Banyak pria dan wanita dalam Sejarah memperoleh suskes besar dalam hidup dan kariernya sebagai pemimpin, berkat penguasaan ilmu retorika. Sebab penguasaan teknik berbicara akan mempertinggi kepercayaan terhadap diri dan memberi rasa pasti kepada orang yang bersangkutan. Bagi para pemimpin, retorika adalah alat penting untuk mempengaruhi dan menguasai manusia. Bagi para penjual, kepandaian berbicara merupakan sarana penting untuk menjual-belikan barang dagangannya.

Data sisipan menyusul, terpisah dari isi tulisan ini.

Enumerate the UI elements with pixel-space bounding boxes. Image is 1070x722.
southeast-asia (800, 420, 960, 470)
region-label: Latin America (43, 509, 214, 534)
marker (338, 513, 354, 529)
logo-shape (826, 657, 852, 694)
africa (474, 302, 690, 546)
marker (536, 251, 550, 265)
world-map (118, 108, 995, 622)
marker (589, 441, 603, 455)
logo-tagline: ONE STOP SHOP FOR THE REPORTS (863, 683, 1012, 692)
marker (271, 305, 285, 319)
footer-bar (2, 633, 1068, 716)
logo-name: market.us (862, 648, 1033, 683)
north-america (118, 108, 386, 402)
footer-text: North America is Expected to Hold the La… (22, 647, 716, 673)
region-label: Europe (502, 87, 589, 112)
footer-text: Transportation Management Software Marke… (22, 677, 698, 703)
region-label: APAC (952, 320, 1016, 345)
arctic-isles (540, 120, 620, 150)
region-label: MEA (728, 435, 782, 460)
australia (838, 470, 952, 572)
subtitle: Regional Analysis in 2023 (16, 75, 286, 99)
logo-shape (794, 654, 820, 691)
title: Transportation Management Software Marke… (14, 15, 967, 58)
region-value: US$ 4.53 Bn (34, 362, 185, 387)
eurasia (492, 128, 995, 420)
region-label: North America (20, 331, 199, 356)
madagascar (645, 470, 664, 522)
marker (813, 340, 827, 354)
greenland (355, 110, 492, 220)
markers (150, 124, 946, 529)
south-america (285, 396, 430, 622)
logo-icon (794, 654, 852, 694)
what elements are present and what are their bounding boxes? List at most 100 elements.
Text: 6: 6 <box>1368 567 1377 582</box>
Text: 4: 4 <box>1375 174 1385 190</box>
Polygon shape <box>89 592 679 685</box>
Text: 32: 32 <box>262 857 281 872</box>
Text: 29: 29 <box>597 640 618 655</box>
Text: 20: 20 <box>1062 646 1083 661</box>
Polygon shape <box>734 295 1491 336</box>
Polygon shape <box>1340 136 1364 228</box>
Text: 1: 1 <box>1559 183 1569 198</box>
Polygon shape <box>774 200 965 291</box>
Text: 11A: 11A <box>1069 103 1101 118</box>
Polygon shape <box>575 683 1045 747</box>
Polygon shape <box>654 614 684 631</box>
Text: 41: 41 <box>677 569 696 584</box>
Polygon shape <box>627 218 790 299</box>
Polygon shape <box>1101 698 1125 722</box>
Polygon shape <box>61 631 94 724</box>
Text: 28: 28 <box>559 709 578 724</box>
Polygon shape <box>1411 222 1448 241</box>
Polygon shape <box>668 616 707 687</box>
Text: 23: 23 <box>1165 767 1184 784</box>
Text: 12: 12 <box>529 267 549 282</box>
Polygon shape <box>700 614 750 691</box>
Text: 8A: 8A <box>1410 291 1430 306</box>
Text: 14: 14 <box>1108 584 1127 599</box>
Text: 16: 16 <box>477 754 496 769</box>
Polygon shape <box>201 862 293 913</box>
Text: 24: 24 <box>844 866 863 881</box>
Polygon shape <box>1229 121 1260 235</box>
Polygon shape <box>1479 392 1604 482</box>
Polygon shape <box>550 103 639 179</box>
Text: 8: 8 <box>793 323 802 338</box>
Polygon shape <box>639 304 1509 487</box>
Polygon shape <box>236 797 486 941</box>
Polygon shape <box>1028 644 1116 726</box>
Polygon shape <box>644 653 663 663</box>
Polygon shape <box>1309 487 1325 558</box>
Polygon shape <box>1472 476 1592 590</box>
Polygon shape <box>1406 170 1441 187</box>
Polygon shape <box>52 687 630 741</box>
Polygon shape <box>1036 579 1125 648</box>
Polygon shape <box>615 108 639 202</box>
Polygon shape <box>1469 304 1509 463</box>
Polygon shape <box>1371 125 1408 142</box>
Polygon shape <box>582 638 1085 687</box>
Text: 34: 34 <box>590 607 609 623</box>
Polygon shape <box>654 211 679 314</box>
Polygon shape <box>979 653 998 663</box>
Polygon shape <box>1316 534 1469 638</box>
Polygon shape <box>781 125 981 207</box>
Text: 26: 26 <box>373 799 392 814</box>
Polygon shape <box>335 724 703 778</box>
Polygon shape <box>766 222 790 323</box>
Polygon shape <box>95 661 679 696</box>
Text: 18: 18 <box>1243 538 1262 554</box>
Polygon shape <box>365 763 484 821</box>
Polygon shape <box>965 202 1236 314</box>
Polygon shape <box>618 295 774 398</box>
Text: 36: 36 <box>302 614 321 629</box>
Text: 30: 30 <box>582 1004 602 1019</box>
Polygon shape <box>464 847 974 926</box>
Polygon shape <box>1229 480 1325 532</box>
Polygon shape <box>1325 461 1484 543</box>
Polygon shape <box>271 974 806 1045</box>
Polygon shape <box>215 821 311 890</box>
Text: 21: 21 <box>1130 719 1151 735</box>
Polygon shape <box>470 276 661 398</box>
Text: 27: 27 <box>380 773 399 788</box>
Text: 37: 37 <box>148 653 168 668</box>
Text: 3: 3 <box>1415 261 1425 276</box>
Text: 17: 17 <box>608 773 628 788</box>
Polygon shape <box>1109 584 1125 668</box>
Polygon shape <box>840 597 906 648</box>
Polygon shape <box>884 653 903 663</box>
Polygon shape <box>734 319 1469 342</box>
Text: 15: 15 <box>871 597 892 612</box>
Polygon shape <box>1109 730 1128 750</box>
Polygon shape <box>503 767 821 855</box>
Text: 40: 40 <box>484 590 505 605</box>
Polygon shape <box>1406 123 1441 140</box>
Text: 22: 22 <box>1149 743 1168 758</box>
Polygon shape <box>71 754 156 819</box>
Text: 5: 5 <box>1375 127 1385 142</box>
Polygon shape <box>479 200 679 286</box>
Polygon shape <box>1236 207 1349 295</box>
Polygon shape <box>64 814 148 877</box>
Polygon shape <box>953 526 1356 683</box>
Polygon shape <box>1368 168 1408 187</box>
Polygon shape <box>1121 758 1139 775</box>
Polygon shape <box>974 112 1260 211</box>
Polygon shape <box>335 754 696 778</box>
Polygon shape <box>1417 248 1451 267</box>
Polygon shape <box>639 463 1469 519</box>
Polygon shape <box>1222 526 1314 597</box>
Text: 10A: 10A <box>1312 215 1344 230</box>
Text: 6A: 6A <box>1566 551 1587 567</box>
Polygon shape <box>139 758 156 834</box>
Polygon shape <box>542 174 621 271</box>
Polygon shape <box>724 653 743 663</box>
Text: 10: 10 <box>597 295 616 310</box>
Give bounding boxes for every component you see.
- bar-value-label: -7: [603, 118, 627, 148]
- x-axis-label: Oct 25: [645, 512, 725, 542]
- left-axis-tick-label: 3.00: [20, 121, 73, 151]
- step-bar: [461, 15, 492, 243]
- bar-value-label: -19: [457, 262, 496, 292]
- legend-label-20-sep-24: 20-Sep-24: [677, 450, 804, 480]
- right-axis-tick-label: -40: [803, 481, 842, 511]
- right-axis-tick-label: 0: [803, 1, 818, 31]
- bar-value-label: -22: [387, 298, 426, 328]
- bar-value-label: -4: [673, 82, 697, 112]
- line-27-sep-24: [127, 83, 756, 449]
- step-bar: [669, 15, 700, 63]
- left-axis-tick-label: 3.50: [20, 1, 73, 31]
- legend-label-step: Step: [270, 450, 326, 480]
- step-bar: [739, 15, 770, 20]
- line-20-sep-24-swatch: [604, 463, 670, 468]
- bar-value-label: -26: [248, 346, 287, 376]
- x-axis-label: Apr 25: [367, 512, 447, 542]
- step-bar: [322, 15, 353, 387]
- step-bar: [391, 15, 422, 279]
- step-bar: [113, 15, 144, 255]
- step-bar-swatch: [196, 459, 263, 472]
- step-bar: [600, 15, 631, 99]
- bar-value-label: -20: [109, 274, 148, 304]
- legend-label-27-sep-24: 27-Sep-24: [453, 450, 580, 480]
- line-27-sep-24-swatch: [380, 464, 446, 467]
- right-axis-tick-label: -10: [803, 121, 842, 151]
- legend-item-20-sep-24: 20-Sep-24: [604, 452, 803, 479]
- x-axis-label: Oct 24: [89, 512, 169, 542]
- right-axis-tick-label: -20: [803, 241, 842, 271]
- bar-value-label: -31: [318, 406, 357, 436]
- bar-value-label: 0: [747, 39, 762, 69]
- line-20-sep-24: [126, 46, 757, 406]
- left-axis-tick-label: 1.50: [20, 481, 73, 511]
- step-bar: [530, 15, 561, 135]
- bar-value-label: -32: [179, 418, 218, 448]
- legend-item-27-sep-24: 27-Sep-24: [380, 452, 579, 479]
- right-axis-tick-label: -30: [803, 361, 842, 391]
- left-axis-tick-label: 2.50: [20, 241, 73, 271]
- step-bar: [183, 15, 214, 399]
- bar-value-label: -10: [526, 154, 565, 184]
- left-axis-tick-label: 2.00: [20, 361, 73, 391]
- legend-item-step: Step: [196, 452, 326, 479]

Barangsiapa yang menguasai ilmu retorika dan mempergunakannya secara wajar akan mendapat sukses dalam hidup dan karyanya !
Retorika (dari bahasa Yunani ῥήτωρ, rhêtôr, orator, teacher) adalah sebuah teknik pembujuk-rayuan secara persuasi untuk menghasilkan bujukan dengan melalui karakter pembicara, emosional atau argumen (logo), awalnya Aristoteles mencetuskan dalam sebuah dialog sebelum The Rhetoric dengan judul 'Grullos' atau Plato menulis dalam Gorgias, secara umum ialah seni manipulatif atau teknik persuasi politik yang bersifat transaksional dengan menggunakan lambang untuk mengidentifikasi pembicara dengan pendengar melalui pidato, persuader dan yang dipersuasi saling bekerja sama dalam merumuskan nilai, keprcayaan dan pengharapan mereka. Ini yang dikatakan Kenneth Burke (1969) sebagai konsubstansialitas dengan penggunaan media oral atau tertulis, bagaimanapun, definisi dari retorika telah berkembang jauh sejak retorika naik sebagai bahan studi di universitas. Dengan ini, ada perbedaan antara retorika klasik (dengan definisi yang sudah disebutkan diatas) dan praktek kontemporer dari retorika yang termasuk analisa atas teks tertulis dan visual.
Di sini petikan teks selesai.